Quantification of the BDNF concentration in serum and plasma was performed using the Mature BDNF ELISA Kit Wako, High Sensitive (Fujifilm, Wako #298–83,901) as per manufacturer’s instructions, using the reagents included in the ELISA kit. Briefly, samples were diluted fourfold with the kit buffer solution and the BDNF standard prepared using the reagents provided to generate a stock solution of 10 ng/mL. This stock was then mixed with the buffer provided to generate a series of standard solutions as per kit instructions. The solution initially filling the ELISA plate was then discarded and the wells washed 4 times with the Wash Solution (1X) included in the kit. The plate was inverted after each wash and blotted against clean paper towels to remove any excess liquid retained in the wells. 50 µL of diluted standard solution and of diluted samples were added to respective wells, with triplicate wells used for each standard and sample. The plate was then covered and agitated on a microplate shaker for 2 h at room temperature (20–25 °C). Following a 2-h incubation, the solution was discarded and the wells washed again 4 times with Wash Solution as above. 50 µL of Biotin-conjugated antibody solution was added to each well, the plate covered and incubated on a shaker again for 1 h at room temperature. The solution was then discarded and wells were washed 4 times with Wash Buffer as above. 50 µL of Peroxidase-conjugated Streptavidin Solution was added to each well, the plate covered and incubated on a shaker for 30 min at room temperature. After a final series of 4 washes with the Wash Buffer, 50 µL of mixed luminescent reagents 1 and 2 (1:1) were added to each well, the plate placed on a shaker for 1 min and the luminescence then measured using a 96-well microplate reader (FLUOstar Omega, BMG Labtech). Measurement was performed 10 min after the addition of the luminescent reagent. The standard solutions were used to generate a standard curve converting luminescence to BDNF concentrations used to determine the BDNF concentration in the experimental samples.

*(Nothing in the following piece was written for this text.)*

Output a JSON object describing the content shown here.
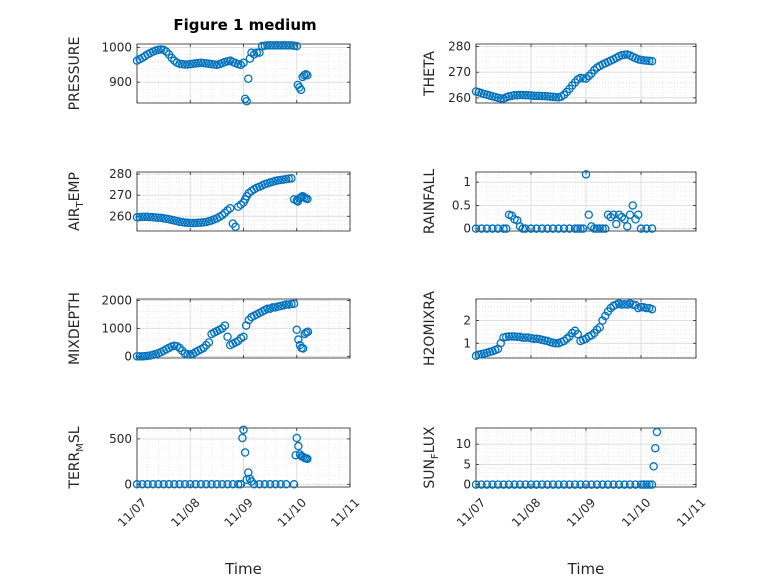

Mouse serum incubation with protein G-bound antibodies

60 µL of Sepharose Protein G beads were washed and resuspended in PBS. They were then incubated with 30 µg of either anti-BDNF (Ab#9), anti-NGF, anti-NT3 monoclonal antibodies (see “Results” section for references) or PBS alone for 1 h on ice with intermittent vortexing. The beads were then centrifuged for 30 s at 12,000G, after which the supernatant was discarded and the beads resuspended in a further 100 mL of PBS. This was repeated three times to ensure that any remaining, unbound antibody had been removed.

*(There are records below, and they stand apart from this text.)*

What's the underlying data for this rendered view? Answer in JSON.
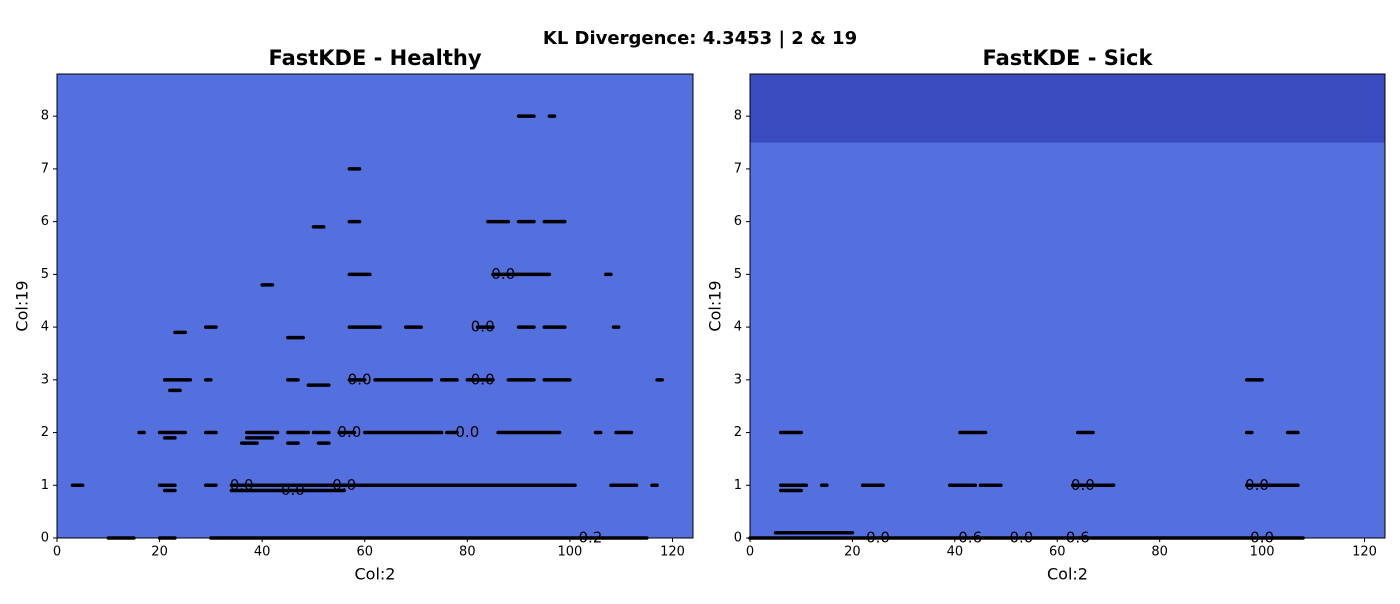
{
  "suptitle": "KL Divergence: 4.3453 | 2 & 19",
  "chart_data": [
    {
      "type": "contour",
      "title": "FastKDE - Healthy",
      "xlabel": "Col:2",
      "ylabel": "Col:19",
      "xlim": [
        0,
        124
      ],
      "ylim": [
        0,
        8.8
      ],
      "xticks": [
        0,
        20,
        40,
        60,
        80,
        100,
        120
      ],
      "yticks": [
        0,
        1,
        2,
        3,
        4,
        5,
        6,
        7,
        8
      ],
      "fill_color": "#5470de",
      "bands": [],
      "line_color": "#000000",
      "segments": [
        {
          "x": [
            90,
            93
          ],
          "y": 8
        },
        {
          "x": [
            96,
            97
          ],
          "y": 8
        },
        {
          "x": [
            57,
            59
          ],
          "y": 7
        },
        {
          "x": [
            57,
            59
          ],
          "y": 6
        },
        {
          "x": [
            84,
            88
          ],
          "y": 6
        },
        {
          "x": [
            90,
            93
          ],
          "y": 6
        },
        {
          "x": [
            95,
            99
          ],
          "y": 6
        },
        {
          "x": [
            50,
            52
          ],
          "y": 5.9
        },
        {
          "x": [
            57,
            61
          ],
          "y": 5
        },
        {
          "x": [
            85,
            96
          ],
          "y": 5
        },
        {
          "x": [
            107,
            108
          ],
          "y": 5
        },
        {
          "x": [
            40,
            42
          ],
          "y": 4.8
        },
        {
          "x": [
            29,
            31
          ],
          "y": 4
        },
        {
          "x": [
            57,
            63
          ],
          "y": 4
        },
        {
          "x": [
            68,
            71
          ],
          "y": 4
        },
        {
          "x": [
            82,
            85
          ],
          "y": 4
        },
        {
          "x": [
            90,
            93
          ],
          "y": 4
        },
        {
          "x": [
            95,
            99
          ],
          "y": 4
        },
        {
          "x": [
            108.5,
            109.5
          ],
          "y": 4
        },
        {
          "x": [
            23,
            25
          ],
          "y": 3.9
        },
        {
          "x": [
            45,
            48
          ],
          "y": 3.8
        },
        {
          "x": [
            21,
            26
          ],
          "y": 3
        },
        {
          "x": [
            29,
            30
          ],
          "y": 3
        },
        {
          "x": [
            45,
            47
          ],
          "y": 3
        },
        {
          "x": [
            57,
            60
          ],
          "y": 3
        },
        {
          "x": [
            62,
            73
          ],
          "y": 3
        },
        {
          "x": [
            75,
            78
          ],
          "y": 3
        },
        {
          "x": [
            80,
            85
          ],
          "y": 3
        },
        {
          "x": [
            88,
            93
          ],
          "y": 3
        },
        {
          "x": [
            95,
            100
          ],
          "y": 3
        },
        {
          "x": [
            117,
            118
          ],
          "y": 3
        },
        {
          "x": [
            49,
            53
          ],
          "y": 2.9
        },
        {
          "x": [
            22,
            24
          ],
          "y": 2.8
        },
        {
          "x": [
            16,
            17
          ],
          "y": 2
        },
        {
          "x": [
            20,
            25
          ],
          "y": 2
        },
        {
          "x": [
            29,
            31
          ],
          "y": 2
        },
        {
          "x": [
            37,
            43
          ],
          "y": 2
        },
        {
          "x": [
            45,
            49
          ],
          "y": 2
        },
        {
          "x": [
            50,
            53
          ],
          "y": 2
        },
        {
          "x": [
            55,
            58
          ],
          "y": 2
        },
        {
          "x": [
            60,
            75
          ],
          "y": 2
        },
        {
          "x": [
            76,
            78
          ],
          "y": 2
        },
        {
          "x": [
            86,
            98
          ],
          "y": 2
        },
        {
          "x": [
            105,
            106
          ],
          "y": 2
        },
        {
          "x": [
            109,
            112
          ],
          "y": 2
        },
        {
          "x": [
            21,
            23
          ],
          "y": 1.9
        },
        {
          "x": [
            37,
            42
          ],
          "y": 1.9
        },
        {
          "x": [
            36,
            39
          ],
          "y": 1.8
        },
        {
          "x": [
            45,
            47
          ],
          "y": 1.8
        },
        {
          "x": [
            51,
            53
          ],
          "y": 1.8
        },
        {
          "x": [
            3,
            5
          ],
          "y": 1
        },
        {
          "x": [
            20,
            23
          ],
          "y": 1
        },
        {
          "x": [
            29,
            31
          ],
          "y": 1
        },
        {
          "x": [
            34,
            101
          ],
          "y": 1
        },
        {
          "x": [
            108,
            113
          ],
          "y": 1
        },
        {
          "x": [
            116,
            117
          ],
          "y": 1
        },
        {
          "x": [
            21,
            23
          ],
          "y": 0.9
        },
        {
          "x": [
            34,
            56
          ],
          "y": 0.9
        },
        {
          "x": [
            10,
            15
          ],
          "y": 0
        },
        {
          "x": [
            20,
            23
          ],
          "y": 0
        },
        {
          "x": [
            30,
            115
          ],
          "y": 0
        }
      ],
      "contour_labels": [
        {
          "text": "0.0",
          "x": 87,
          "y": 5
        },
        {
          "x": 83,
          "y": 4,
          "text": "0.0"
        },
        {
          "x": 59,
          "y": 3,
          "text": "0.0"
        },
        {
          "x": 83,
          "y": 3,
          "text": "0.0"
        },
        {
          "x": 57,
          "y": 2,
          "text": "0.0"
        },
        {
          "x": 80,
          "y": 2,
          "text": "0.0"
        },
        {
          "x": 36,
          "y": 1,
          "text": "0.0"
        },
        {
          "x": 46,
          "y": 0.9,
          "text": "0.0"
        },
        {
          "x": 56,
          "y": 1,
          "text": "0.0"
        },
        {
          "x": 104,
          "y": 0,
          "text": "0.2"
        }
      ]
    },
    {
      "type": "contour",
      "title": "FastKDE - Sick",
      "xlabel": "Col:2",
      "ylabel": "Col:19",
      "xlim": [
        0,
        124
      ],
      "ylim": [
        0,
        8.8
      ],
      "xticks": [
        0,
        20,
        40,
        60,
        80,
        100,
        120
      ],
      "yticks": [
        0,
        1,
        2,
        3,
        4,
        5,
        6,
        7,
        8
      ],
      "fill_color": "#5470de",
      "bands": [
        {
          "from": 7.5,
          "to": 8.8,
          "color": "#3b4cc0"
        }
      ],
      "line_color": "#000000",
      "segments": [
        {
          "x": [
            97,
            100
          ],
          "y": 3
        },
        {
          "x": [
            6,
            10
          ],
          "y": 2
        },
        {
          "x": [
            41,
            46
          ],
          "y": 2
        },
        {
          "x": [
            64,
            67
          ],
          "y": 2
        },
        {
          "x": [
            97,
            98
          ],
          "y": 2
        },
        {
          "x": [
            105,
            107
          ],
          "y": 2
        },
        {
          "x": [
            6,
            11
          ],
          "y": 1
        },
        {
          "x": [
            14,
            15
          ],
          "y": 1
        },
        {
          "x": [
            22,
            26
          ],
          "y": 1
        },
        {
          "x": [
            39,
            44
          ],
          "y": 1
        },
        {
          "x": [
            45,
            49
          ],
          "y": 1
        },
        {
          "x": [
            63,
            71
          ],
          "y": 1
        },
        {
          "x": [
            97,
            107
          ],
          "y": 1
        },
        {
          "x": [
            6,
            10
          ],
          "y": 0.9
        },
        {
          "x": [
            5,
            20
          ],
          "y": 0.1
        },
        {
          "x": [
            0,
            108
          ],
          "y": 0
        }
      ],
      "contour_labels": [
        {
          "text": "0.0",
          "x": 65,
          "y": 1
        },
        {
          "x": 99,
          "y": 1,
          "text": "0.0"
        },
        {
          "x": 25,
          "y": 0,
          "text": "0.0"
        },
        {
          "x": 43,
          "y": 0,
          "text": "0.6"
        },
        {
          "x": 53,
          "y": 0,
          "text": "0.0"
        },
        {
          "x": 64,
          "y": 0,
          "text": "0.6"
        },
        {
          "x": 100,
          "y": 0,
          "text": "0.0"
        }
      ]
    }
  ]
}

Serum from a pooled sample was diluted fourfold using the buffer solution contained in the Mature BDNF ELISA Kit Wako, High Sensitive (Fujifilm, Wako #298–83,901). Each bead-containing solution was then resuspended in 600 µL of the diluted serum and incubated on ice for 3 h with intermittent vortexing. Samples were then centrifuged at 12,000G for 30 s and the supernatant then transferred to a new Eppendorf tube. This process was repeated three times to ensure that all Protein G beads had been removed from the serum sample. BDNF concentration was then measured using the ELISA procedure detailed in the above.

Statistical analysis

The sample size was selected using a power calculation (Gpower)19 to detect a 1.25-fold difference between serum and plasma, assuming a significance level of 0.05 and with 90% power (in humans the concentration of BDNF in serum is approximately tenfold higher than in plasma). Statistical analysis was performed using GraphPad Prism software (version 8). The normality of the data sets was tested using Shapiro–Wilk test (passed normality test when alpha = 0.05). Comparison of normally distributed groups was then performed using an unpaired t test, or using a one-way ANOVA to compare multiple groups.